Jacques Jouet e bien voulu répondre à nos questions par Internet. Voici ses réponses.

Comment vous est venue l’envie d’écriture une telle pièce?

Ayant travaillé, en 1997, avec des gens de théâtre à Ouagadougou, j’avais beaucoup entendu parler, bien sûr, de Sankara et de la joute avec Mitterrand, qui était un sujet de fierté pour mes amis africains (et pas que burkinabè).

 

Vous n’aviez pas connaissance de la fameuse jouxte verbale entre ces deux hommes, mais vous en aviez tout de même entendu parler et en connaissiez la teneur?

Je connaissais les thèmes abordés, mais je ne voulais pas avoir les minutes des discours. Je voulais les réinventer à ma sauce, en particulier faire parler Sankara en alexandrins.

 

La première de la pièce a été jouée à Ouagadougou. Pouvez nous raconter, dans quelles conditions, les réactions?

La création avait été assez modeste : une seule représentation au Centre culturel français, très bien annoncée par la presse, mais pas du tout commentée après. Le public riait beaucoup au personnage de Mitterrand joué par deux acteurs Burkinabès.

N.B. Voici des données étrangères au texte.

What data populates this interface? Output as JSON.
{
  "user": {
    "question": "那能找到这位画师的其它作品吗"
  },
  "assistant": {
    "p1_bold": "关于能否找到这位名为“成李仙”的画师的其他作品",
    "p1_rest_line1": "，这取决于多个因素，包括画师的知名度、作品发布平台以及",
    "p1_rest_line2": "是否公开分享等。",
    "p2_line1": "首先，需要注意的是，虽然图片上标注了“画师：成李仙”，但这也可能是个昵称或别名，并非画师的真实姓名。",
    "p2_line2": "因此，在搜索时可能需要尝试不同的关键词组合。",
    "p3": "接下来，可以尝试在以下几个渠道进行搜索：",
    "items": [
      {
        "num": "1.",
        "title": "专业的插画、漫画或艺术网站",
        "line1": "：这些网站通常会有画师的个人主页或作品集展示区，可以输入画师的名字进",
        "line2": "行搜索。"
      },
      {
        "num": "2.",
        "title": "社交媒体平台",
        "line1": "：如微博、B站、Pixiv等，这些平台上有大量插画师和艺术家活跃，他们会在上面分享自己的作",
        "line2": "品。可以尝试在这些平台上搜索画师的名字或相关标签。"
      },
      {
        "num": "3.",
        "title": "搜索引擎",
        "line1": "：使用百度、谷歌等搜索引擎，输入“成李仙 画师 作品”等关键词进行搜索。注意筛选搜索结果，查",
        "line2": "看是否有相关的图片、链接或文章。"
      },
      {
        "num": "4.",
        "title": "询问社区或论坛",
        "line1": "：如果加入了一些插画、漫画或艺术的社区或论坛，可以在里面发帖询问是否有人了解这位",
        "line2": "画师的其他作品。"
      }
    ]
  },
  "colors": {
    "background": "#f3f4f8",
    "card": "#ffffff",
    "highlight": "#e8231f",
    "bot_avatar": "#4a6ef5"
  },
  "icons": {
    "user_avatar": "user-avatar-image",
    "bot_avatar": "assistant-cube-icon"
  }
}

La reprise dans la mise en scène de Martinelli a été jouée, en tournée en 2003 à Ouagadougou et Bobo Dioulasso. Je n’y étais pas. On m’a raconté que l’accueil à l’espace Gambidi de Ouagadougou (chez Jean-Pierre Guingané) était particulièrement chaleureux.

Votre pièce commence par une réflexion sur le théatre. Pourquoi dans cette pièce, car vous en avez écrit d’autre?

Le théâtre simple, dit qu’il faut parler de l’œuvre d’art dans l’œuvre d’art.

 

D’autres travaux en préparation sur le Burkina d’hier et d’aujourd’hui?

Dans mon recueil de romans Jules et autres républiques (éditions P.O.L., 2004), Gulaogo, une histoire africaine parle d’un pays d’Afrique imaginaire et brode, à la fin, sur Sankara. Dans mon livre de poèmes Cantates de proximité (éditions P.O.L., 2005), il y a plusieurs « portraits de groupes » qui sont situés à Ouagadougou (un autre au Bénin) Dans mon roman-feuilleton Mek-Ouyes amoureux (éditions P.O.L, 2006) il y a plusieurs épisodes qui se passent à Ouagadougou copieusement décrite.